Laut Klaiber haben Kunden von Kuka den ungeplanten Stillstand genutzt, um Anlagen zu verbessern. Als Beispiel nennt er den bayerischen Automobilzulieferer Webasto. Richtig: Das ist das Unternehmen, bei dem die ersten Fälle mit SARS-CoV-2 in Deutschland registriert wurden. Der Hersteller von Standheizungen, Fahrzeugdächern und Lösungen für die Elektromobilität habe den Stillstand im Werk in Hengersberg für spezielle Wartungsarbeiten genutzt – und zwar in Form einer technischen Aufbereitung (Retrofit) einer automatisierten Anlage mit mehreren Robotern. „Dieser Retrofit wäre durch das Kuka-Engineering-Team erst in einer späteren produktionsfreien Phase möglich gewesen“, berichtet Klaiber.
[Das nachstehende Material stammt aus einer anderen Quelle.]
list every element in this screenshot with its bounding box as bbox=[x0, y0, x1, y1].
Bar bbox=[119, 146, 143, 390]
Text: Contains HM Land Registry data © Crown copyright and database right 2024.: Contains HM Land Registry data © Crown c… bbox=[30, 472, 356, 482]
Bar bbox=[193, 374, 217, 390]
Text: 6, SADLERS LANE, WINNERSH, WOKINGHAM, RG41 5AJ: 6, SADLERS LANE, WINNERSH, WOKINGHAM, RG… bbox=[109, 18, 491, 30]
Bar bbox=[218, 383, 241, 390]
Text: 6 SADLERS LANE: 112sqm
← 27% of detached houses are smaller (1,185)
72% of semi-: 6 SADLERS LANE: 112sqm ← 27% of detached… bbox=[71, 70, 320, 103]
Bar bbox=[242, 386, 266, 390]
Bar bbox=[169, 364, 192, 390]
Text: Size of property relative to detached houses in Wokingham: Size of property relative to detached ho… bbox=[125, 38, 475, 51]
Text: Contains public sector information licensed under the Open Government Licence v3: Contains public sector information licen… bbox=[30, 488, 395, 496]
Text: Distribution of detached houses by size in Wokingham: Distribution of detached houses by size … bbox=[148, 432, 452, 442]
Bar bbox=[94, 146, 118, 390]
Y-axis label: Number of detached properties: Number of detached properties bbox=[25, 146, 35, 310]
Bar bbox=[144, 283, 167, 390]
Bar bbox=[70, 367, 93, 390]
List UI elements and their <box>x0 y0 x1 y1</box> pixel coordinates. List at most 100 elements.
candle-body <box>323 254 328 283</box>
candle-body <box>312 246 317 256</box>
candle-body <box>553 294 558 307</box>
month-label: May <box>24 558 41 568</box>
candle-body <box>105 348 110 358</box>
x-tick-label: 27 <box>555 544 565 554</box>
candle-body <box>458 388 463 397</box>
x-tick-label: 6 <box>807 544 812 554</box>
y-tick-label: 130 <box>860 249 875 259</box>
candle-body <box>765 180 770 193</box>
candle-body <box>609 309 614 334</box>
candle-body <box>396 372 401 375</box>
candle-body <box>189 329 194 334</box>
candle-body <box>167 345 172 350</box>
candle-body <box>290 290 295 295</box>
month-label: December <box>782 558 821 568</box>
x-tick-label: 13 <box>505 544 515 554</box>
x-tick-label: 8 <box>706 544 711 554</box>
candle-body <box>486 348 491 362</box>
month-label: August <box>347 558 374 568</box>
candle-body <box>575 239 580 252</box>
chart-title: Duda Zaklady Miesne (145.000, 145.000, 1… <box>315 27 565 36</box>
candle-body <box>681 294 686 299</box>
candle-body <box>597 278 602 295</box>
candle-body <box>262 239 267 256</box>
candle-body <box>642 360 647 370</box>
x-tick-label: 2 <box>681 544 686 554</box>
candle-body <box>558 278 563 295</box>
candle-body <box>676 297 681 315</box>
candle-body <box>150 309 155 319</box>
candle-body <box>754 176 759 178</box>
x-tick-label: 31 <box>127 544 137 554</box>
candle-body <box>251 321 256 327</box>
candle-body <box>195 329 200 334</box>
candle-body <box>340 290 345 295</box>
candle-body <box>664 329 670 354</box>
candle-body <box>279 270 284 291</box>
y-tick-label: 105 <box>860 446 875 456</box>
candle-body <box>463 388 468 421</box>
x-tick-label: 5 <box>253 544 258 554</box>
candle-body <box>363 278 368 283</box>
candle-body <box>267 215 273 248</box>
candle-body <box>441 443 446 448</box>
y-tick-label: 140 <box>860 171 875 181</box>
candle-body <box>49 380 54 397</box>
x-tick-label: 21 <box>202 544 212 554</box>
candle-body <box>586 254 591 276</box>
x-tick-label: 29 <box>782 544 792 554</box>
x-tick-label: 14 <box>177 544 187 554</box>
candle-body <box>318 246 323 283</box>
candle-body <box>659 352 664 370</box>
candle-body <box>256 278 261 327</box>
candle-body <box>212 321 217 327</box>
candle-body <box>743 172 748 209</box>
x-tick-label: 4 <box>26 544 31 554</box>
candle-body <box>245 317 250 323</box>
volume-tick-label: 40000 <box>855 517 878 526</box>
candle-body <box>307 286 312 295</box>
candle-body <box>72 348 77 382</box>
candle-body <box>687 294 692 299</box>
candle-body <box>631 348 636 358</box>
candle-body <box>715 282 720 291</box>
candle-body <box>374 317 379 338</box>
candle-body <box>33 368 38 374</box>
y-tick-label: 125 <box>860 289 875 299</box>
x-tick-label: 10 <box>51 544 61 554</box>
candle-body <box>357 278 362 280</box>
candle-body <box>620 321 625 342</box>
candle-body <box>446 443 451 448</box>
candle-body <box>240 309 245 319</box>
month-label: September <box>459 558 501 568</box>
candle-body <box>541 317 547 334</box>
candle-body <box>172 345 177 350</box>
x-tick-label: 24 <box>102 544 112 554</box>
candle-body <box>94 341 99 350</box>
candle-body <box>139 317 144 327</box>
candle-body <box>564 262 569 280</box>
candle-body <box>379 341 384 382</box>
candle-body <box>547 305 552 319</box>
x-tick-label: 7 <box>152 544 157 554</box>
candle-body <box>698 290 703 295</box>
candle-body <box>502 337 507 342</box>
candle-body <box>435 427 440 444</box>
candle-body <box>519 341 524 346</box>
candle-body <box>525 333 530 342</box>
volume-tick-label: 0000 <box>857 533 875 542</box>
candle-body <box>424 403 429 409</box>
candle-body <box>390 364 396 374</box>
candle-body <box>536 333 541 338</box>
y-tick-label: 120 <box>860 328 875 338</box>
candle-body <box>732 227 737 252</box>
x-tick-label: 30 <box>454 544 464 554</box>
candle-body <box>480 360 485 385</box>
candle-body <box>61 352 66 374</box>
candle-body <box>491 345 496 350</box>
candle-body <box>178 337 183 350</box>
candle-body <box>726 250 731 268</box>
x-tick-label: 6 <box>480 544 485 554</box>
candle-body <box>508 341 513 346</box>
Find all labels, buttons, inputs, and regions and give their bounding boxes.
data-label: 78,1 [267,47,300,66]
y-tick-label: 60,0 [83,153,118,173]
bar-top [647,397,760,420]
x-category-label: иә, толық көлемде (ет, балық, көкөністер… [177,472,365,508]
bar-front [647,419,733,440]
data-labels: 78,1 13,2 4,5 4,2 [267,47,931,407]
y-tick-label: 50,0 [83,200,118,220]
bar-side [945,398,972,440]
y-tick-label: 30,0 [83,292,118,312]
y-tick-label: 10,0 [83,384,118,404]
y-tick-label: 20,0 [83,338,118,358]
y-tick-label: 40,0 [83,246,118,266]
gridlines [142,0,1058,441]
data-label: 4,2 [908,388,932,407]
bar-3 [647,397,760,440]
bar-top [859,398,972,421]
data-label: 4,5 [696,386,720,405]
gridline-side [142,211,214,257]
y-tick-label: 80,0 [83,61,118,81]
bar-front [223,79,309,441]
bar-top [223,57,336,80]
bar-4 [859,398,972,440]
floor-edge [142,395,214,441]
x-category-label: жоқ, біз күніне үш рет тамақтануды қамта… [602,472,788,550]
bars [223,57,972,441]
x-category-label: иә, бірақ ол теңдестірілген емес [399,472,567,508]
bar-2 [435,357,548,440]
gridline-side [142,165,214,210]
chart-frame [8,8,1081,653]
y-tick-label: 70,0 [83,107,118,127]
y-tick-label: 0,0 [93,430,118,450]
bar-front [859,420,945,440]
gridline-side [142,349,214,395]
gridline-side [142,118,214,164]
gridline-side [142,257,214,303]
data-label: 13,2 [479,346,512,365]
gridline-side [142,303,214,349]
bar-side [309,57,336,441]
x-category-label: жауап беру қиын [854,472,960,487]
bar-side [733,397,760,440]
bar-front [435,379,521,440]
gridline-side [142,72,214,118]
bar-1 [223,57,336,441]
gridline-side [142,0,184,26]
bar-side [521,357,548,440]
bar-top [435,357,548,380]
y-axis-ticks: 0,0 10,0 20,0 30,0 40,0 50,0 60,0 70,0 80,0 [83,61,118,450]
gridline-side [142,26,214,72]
Dass das so kurzfristig ging, ist auch der guten Vernetzung und Digitalisierung zu verdanken. „Da wir seitens des Engineering von der Simulation über die Inbetriebnahme bis zum gesamten Prozess-Know-how alles abdecken können, war dieser Retrofit zeitlich und fachlich während des ungeplanten Stillstands möglich“, berichtet er.

Einstieg mit einfachen Robotersystemen

Automatisierung ist aber längst nicht nicht nur in der Automobilindustrie ein Thema. Sie kann auch kleineren Betrieben helfen, Produktionen trotz der aktuell notwendigen Abstandsregelungen (Social Distancing) in Betrieb zu nehmen – so weit zumindest die Theorie. Ein Indiz dafür liefert Igus aus Köln. Der Spezialist für Produkte aus Hochleistungspolymeren verzeichnet nach eigenen Angaben derzeit besonders viele Nachfragen im Bereich der Robotiksysteme. Alexander Mühlens, Leiter des Bereichs Low-Cost-Automation bei Igus, berichtet: „Uns erreichen gerade sehr viele Anfragen, wo es um Lösungen für Kontaktverbote geht.“ Als Beispiel nennt er die Laborautomatisierung, wo nicht mehr so viele Menschen zusammen im Raum sein dürfen. „Da wird gerade auf Low-Cost-Automation gesetzt, weil man kostengünstige Systeme bekommt, die einfach in der Umsetzung und Programmierung sind.“ Die Kölner haben dazu verschiedene Roboterkonzepte auf Basis ihrer Hochleistungspolymere und ihres Getriebebaukastens aufgebaut. Das sind Knickarm- und Deltaroboter sowie Portalsysteme, die durch eine einfach zu bedienende Steuerung ergänzt werden, oder auch einzelne Module für Eigenentwicklungen.

Zwischen dem High-End-Bereich in der Automobilindustrie und den Low-Cost-Lösungen gibt es freilich noch ein weites Feld anderer Lösungen. Immer mehr Anbieter achten dabei auf einfache Bedienbarkeit und intuitives Einrichten der Lösungen. Große Unterschiede gibt es dagegen bei der Langlebigkeit, Präzision und der funktionalen Sicherheit. Gerade der letzte Punkt sollte beim Schutz vor dem Coronavirus keinesfalls vergessen werden. Denn was nutzt es, wenn der Mensch zwar vor dem Virus geschützt wird, aber dann vom Roboter verletzt wird.